The Lidl SAP case has become a cautionary tale. Lidl invested between €500m and €600m over seven years in an SAP project intended to standardise its operations. In the end the project was scrapped. Reports suggest the issues were less about the technology and more about the weight of customisation and the difficulty of fitting rigid processes to the realities of discount retail³. That story circulated quickly in our network. For many directors it confirmed what they already felt: if a company with Lidl’s resources could not make a big programme work what hope did the rest of us have?

Not every large system implementation ends in failure. There are examples of companies that have managed to consolidate processes globally on a single platform. One director from a multinational consumer goods business described how their SAP consolidation did eventually deliver more consistent data and tighter controls. But even he admitted that the price was agility. “It works if you want consistency,” he said, “but if you want to respond quickly to a new market opportunity it is painful.” The trade off is real.

Another recurring theme is technical debt. In theory ERP systems are designed to be configurable. In practice most businesses end up customising them heavily to fit local realities. Each of those customisations creates a debt that accumulates over time. Gartner has estimated that technical debt can consume 20–40% of IT budgets⁴. Directors in our sessions describe it in simpler terms: every change costs more than the last. One pointed out that a pricing logic tweak added five years ago had since spread across hundreds of processes making it almost impossible to unwind. What seemed like a sensible short term fix became a long term liability.

The cost is not just financial. Complex tightly coupled systems create resilience risks too. The Maersk NotPetya incident in 2017 still comes up regularly in discussions. A single piece of malware paralysed the company’s operations, forcing it to reinstall 45,000 PCs and 4,000 servers. The estimated cost ran into hundreds of millions of dollars⁵. Directors remember how fast the contagion spread and how long it took to recover. For many the lesson was that a monolithic centralised system does not just slow down innovation, it concentrates risk.

Boards see it this way as well. In calls I have had with CFOs they describe ERP estates as both a sunk cost and a source of exposure. On the one hand they have already invested hundreds of millions so ripping out the system feels unthinkable. On the other they know those same systems are inflexible, expensive to maintain and vulnerable to cyber threats. One CFO described it as “too big to fail but too fragile to trust.” That paradox sits at the heart of many innovation conversations.

It is also why directors often sound weary when the topic of transformation comes up. They know the systems they have are not fit for the environment they are in but they also know how painful and risky large replacements can be. This tension doesn’t just live in board papers or consulting reports, it comes through in the tone of voice when people share their stories.

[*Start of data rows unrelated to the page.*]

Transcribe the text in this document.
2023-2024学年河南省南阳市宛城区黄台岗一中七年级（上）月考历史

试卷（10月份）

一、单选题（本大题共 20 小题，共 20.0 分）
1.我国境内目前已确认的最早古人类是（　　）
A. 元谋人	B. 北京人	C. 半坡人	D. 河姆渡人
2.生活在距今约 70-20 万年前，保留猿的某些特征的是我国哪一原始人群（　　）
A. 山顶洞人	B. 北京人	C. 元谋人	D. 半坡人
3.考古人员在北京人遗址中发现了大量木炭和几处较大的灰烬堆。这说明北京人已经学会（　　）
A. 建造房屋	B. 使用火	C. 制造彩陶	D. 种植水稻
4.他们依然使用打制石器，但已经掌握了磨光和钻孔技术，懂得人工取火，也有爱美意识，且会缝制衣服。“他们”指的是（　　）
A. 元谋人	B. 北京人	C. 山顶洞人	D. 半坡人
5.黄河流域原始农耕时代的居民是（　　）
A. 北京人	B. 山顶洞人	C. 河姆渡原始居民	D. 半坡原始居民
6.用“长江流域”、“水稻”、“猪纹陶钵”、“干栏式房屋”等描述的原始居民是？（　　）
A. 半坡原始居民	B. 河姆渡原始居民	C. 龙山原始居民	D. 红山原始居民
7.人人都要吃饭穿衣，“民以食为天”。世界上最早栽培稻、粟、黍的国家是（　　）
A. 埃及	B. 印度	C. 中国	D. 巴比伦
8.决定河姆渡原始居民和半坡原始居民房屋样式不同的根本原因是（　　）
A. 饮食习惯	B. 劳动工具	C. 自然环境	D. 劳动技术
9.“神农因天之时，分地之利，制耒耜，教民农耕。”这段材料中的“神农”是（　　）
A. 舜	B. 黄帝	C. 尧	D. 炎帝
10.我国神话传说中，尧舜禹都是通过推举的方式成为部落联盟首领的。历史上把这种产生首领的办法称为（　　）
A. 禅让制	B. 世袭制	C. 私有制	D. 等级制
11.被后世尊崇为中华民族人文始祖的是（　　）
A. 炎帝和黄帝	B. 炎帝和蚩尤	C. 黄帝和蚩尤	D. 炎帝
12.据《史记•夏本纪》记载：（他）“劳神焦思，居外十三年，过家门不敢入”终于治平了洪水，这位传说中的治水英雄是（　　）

So when supply chain leaders question whether the current model of innovation is still working they are not being cynical or chasing the latest buzzword. They are grappling with the lived reality of systems that are too rigid, too costly and too fragile to keep pace with the world around them. Some still defend the vision of a single unified platform. Others are starting to look for ways to work around it. But whichever side they take the frustration is the same: the architecture that was meant to enable innovation has become the very thing that holds it back.

Sources:

  1. McKinsey & Company, Unlocking success in digital transformations, 2018.
  2. Flyvbjerg & Budzier, Why Your IT Project May Be Riskier Than You Think, Harvard Business Review, 2011.
  3. Handelsblatt, Why Lidl Failed With SAP, 2018.
  4. Gartner, Tackling Technical Debt for CIOs, 2022.
  5. Wired, The Untold Story of NotPetya, the Most Devastating Cyberattack in History, 2018.